While majority of places in the Sultanate are often challenged by drought and heat, some are proving to be ideal for year-round farming. Masah, which is locate 10 kilometres away from the Wilayat of Mahdha in Al Buraimi Governorate, is one of the agricultural villages that fit this criteria.
The mountains surround the town from all sides which help the moderately cool atmosphere of the place throughout the year. Its location is also abundant with flowing water. There are two Aflaj, one of which is sweet and stemming from the belly of the valley, and another falaj with bitter sulphur flows throughout the year with the water collected in Jel; a dam-like container designated for collecting the water.
Khalid bin Saeed al Kaabi, one of the residents and farmers who is keen on growing different types of plants, explained that the most famous crops for their village include Shami saffron, cumin, broccoli, as well as peanuts, which achieved good production this year.

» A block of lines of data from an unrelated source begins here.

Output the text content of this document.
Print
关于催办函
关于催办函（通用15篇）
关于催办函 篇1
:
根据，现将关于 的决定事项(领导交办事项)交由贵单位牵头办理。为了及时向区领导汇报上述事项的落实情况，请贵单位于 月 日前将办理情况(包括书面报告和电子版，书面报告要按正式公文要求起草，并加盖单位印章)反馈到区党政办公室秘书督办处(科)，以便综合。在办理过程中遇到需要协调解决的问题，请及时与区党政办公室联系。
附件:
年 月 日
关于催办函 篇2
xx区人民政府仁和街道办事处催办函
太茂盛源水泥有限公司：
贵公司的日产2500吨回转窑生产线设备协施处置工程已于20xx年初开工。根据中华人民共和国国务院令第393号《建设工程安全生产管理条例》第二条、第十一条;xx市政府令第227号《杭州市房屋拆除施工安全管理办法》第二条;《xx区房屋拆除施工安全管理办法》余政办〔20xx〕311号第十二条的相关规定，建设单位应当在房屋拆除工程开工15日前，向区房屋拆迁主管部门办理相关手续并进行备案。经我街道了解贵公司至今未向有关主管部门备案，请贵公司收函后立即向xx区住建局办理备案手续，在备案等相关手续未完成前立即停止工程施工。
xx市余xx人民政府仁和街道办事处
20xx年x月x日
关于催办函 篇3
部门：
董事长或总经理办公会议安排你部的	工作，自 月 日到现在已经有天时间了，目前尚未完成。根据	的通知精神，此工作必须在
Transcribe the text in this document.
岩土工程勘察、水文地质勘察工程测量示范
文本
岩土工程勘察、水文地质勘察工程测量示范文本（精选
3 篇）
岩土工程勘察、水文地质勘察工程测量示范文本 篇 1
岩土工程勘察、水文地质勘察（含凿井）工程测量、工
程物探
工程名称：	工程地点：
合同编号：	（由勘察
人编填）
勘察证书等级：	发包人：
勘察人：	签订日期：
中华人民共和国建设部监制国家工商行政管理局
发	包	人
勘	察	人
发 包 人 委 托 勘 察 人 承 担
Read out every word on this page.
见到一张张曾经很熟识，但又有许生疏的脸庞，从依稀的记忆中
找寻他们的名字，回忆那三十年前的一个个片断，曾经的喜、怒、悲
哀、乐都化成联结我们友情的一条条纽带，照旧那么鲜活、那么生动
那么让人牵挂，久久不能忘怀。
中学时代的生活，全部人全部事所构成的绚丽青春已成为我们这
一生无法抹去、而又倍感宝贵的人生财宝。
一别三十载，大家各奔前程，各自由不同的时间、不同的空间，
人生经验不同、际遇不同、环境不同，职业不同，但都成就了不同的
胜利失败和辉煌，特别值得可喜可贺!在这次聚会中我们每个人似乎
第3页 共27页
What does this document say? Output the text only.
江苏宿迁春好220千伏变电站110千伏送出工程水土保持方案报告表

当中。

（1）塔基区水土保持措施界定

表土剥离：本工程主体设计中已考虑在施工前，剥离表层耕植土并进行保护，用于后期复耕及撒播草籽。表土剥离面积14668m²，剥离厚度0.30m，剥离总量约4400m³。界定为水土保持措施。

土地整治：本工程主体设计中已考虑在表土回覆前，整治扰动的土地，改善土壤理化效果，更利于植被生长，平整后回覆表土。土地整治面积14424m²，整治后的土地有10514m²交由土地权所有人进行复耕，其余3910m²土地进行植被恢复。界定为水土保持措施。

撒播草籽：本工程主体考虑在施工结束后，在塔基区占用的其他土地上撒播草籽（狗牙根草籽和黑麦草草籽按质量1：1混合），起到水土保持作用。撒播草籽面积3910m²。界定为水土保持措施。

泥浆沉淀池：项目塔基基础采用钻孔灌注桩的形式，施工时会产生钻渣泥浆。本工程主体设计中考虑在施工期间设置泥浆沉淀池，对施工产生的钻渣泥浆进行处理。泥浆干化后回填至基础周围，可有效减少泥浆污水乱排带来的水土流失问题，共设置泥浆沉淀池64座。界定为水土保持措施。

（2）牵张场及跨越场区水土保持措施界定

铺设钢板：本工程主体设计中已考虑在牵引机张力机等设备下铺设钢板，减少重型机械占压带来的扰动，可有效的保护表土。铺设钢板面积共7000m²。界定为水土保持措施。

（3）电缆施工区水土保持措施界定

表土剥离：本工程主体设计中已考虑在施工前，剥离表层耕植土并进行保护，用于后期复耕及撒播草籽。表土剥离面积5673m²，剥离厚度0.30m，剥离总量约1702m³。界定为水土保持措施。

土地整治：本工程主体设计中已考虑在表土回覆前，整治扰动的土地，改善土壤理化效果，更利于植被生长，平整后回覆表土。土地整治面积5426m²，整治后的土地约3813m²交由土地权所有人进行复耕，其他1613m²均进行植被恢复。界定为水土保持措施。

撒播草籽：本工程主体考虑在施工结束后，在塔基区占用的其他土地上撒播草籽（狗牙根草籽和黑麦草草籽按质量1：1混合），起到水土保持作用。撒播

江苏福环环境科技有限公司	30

He added that the abundance of water throughout the year, the moderate climate and the use of natural fertilisers are important factors in the success of the cultivation of agricultural crops, especially peanuts, as the people and farmers in the village are keen not to introduce non-local fertilisers (chemical fertilisers). It is one of the factors that help in the cultivation of various seasonal agricultural crops and other types of soil fertility that makes the place unique.
On the success of peanut cultivation, Al Kaabi explained that this crop has been planted previously and has achieved success and abundant production, knowing that the season of this crop is in January and February, but thankfully grows the whole year long in Masah.
“We have abundant production of the peanut crop. Now, we are in June, its growing season has ended in other places but we still have it. It can be planted more than once or twice and gives abundant production due to the nature of the place, the temperate climate, the fertility of the land, the abundance of water and the location of the village between a chain of mountains.
Al Kaabi added that after the crop is harvested, it is transferred to a sunny and open place called (Al-Janour) and placed for several days to dry, then transported to homes where peanuts are included in several local meals that are used on some occasions. In addition to the cultivation of peanuts, the people grow many crops, fruits and vegetables, as well as many varieties of palm trees, lemons, mangoes, figs and grapes, in addition to the other varieties.